Logger does not care where its handlers come from. You can mix InitPHP handlers with third-party PSR-3 implementations, for example Monolog:

use InitPHP\Logger\FileLogger;
use InitPHP\Logger\Logger;
use Monolog\Handler\StreamHandler;
use Monolog\Logger as Monolog;

$monolog = new Monolog('app');
$monolog->pushHandler(new StreamHandler('php://stderr'));

$logger = new Logger(
    new FileLogger(['path' => __DIR__ . '/logs/app.log']),
    $monolog                                             // <-- Monolog
);

The only contract is Psr\Log\LoggerInterface.
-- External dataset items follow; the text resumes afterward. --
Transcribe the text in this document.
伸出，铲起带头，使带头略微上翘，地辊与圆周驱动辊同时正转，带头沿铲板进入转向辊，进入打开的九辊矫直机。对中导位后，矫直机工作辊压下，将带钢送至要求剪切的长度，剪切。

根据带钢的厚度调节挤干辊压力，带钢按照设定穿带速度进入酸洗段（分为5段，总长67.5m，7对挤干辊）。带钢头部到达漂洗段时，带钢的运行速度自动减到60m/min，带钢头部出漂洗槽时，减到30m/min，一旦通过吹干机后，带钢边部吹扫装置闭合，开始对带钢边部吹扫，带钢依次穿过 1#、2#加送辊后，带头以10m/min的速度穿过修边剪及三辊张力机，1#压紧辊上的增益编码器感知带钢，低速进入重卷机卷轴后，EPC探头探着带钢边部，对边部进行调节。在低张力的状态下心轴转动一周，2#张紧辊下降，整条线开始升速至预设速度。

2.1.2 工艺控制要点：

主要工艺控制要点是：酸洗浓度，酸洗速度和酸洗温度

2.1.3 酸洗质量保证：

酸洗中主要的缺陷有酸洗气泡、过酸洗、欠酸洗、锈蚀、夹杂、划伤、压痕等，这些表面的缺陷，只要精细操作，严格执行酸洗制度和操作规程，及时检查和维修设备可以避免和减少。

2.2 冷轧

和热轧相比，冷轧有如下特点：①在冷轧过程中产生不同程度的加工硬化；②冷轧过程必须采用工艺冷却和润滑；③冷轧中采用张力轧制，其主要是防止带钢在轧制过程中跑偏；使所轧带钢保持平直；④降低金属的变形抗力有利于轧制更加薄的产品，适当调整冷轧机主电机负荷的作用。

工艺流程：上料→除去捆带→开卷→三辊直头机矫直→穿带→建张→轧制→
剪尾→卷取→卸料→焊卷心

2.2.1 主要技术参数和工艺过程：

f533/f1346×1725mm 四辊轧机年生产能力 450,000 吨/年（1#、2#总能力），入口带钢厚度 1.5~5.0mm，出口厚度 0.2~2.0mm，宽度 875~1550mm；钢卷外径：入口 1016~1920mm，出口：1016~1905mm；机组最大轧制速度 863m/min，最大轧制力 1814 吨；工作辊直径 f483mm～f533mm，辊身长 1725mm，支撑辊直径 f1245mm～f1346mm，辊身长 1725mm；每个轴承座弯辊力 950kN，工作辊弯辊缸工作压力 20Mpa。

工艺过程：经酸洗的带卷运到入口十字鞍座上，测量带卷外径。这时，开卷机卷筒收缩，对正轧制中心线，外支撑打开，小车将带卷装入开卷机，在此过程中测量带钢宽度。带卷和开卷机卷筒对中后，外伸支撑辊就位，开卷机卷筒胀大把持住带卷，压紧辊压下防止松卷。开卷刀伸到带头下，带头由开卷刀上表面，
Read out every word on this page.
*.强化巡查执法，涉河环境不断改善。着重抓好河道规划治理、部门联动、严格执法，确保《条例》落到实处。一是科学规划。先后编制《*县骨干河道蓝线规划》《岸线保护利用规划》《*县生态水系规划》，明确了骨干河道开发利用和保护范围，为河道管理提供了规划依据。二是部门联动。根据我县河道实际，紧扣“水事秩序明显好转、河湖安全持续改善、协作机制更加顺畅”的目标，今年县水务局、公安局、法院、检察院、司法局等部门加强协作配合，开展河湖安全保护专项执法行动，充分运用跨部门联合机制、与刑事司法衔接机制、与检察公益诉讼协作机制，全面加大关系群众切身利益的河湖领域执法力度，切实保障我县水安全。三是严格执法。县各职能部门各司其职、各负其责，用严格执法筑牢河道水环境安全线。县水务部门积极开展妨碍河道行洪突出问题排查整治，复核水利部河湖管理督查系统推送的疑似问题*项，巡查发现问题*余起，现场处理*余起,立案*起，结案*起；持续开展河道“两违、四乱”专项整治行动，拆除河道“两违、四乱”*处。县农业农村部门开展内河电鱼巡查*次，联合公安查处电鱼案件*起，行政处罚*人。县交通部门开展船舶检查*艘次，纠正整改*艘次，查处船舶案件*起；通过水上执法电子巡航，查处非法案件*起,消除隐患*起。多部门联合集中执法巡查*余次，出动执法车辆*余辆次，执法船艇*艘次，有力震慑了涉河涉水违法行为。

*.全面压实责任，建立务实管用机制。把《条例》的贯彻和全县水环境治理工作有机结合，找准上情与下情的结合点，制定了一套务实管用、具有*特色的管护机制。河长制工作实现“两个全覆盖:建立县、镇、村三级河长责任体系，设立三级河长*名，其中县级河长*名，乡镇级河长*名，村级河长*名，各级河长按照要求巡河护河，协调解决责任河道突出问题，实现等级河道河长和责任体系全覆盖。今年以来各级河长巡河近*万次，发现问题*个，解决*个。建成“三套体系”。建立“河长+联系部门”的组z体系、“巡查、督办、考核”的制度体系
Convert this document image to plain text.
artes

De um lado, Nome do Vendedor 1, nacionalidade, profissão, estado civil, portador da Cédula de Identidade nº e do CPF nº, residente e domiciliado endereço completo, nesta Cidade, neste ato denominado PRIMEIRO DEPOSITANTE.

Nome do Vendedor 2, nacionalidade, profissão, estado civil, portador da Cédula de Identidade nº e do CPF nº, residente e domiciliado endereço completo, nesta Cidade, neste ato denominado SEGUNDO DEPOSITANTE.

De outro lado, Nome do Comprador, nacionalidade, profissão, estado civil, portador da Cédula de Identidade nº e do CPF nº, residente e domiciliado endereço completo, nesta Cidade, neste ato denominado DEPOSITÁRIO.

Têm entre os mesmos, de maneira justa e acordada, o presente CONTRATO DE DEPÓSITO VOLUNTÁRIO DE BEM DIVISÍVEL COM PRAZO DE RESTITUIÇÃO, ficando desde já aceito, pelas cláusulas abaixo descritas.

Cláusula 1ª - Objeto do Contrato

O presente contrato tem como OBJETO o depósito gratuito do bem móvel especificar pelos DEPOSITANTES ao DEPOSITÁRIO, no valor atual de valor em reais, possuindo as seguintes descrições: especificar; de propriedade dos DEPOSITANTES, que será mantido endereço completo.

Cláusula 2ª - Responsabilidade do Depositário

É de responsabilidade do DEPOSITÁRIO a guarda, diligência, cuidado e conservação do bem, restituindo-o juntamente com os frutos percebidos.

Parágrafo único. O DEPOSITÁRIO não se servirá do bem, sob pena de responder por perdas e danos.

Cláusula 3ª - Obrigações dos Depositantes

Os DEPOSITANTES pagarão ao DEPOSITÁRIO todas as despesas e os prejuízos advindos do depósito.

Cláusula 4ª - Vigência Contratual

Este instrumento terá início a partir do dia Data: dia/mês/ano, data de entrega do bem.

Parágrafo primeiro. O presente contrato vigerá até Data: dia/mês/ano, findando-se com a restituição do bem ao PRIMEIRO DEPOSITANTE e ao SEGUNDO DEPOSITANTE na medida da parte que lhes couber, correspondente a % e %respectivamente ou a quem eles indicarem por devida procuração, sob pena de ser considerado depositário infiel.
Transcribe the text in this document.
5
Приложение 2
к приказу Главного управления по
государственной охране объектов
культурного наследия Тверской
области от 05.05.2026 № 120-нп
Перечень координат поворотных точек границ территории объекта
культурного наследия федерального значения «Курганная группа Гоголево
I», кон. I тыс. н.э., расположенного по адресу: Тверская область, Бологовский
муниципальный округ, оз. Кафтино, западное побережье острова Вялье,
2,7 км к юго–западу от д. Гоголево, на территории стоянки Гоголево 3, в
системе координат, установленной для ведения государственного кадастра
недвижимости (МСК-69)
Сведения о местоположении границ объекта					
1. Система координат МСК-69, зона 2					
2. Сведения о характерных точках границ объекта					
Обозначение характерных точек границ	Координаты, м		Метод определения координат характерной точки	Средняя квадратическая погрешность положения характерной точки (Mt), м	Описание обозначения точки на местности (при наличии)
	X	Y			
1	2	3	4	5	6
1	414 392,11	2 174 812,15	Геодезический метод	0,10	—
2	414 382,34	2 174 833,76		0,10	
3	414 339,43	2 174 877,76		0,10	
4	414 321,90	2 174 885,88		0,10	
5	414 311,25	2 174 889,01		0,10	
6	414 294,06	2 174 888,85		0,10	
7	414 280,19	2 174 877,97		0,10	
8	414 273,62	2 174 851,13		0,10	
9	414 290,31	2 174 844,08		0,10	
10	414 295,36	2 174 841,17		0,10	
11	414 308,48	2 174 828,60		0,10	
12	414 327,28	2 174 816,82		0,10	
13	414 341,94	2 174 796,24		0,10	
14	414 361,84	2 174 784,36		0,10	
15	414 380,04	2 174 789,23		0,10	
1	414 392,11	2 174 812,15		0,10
Same shared context, different sinks

A common pattern is to attach contextual data (request id, user id, …) once and feed it through every handler. The package itself does not ship a context-decorator, but writing one over Logger is a few lines:

use Psr\Log\AbstractLogger;
use Psr\Log\LoggerInterface;

final class WithContext extends AbstractLogger
{
    public function __construct(
        private LoggerInterface $inner,
        private array $extra,
    ) {}

    public function log($level, string|\Stringable $message, array $context = []): void
    {
        $this->inner->log($level, $message, $this->extra + $context);
    }
}

$logger = new WithContext(
    new Logger(
        new FileLogger(['path' => '/var/log/app.log']),
        new PDOLogger(['pdo' => $pdo, 'table' => 'logs'])
    ),
    ['request_id' => $requestId]
);

$logger->info('user {user_id} logged in', ['user_id' => 7]);
// File and DB both see {user_id} = 7 AND {request_id} = $requestId.

Complete example

<?php
require __DIR__ . '/vendor/autoload.php';

use InitPHP\Logger\FileLogger;
use InitPHP\Logger\Logger;
use InitPHP\Logger\PDOLogger;

$pdo = new PDO('mysql:host=localhost;dbname=app', 'app', 'secret', [
    PDO::ATTR_ERRMODE => PDO::ERRMODE_EXCEPTION,
]);

$logger = new Logger(
    new FileLogger(['path' => __DIR__ . '/logs/app-{year}-{month}-{day}.log']),
    new PDOLogger(['pdo' => $pdo, 'table' => 'logs'])
);

$logger->info('service booted in {ms}ms', ['ms' => 42]);
$logger->error('payment {id} failed', ['id' => 9182]);

// Both records are now in logs/app-2026-05-24.log AND in the logs table.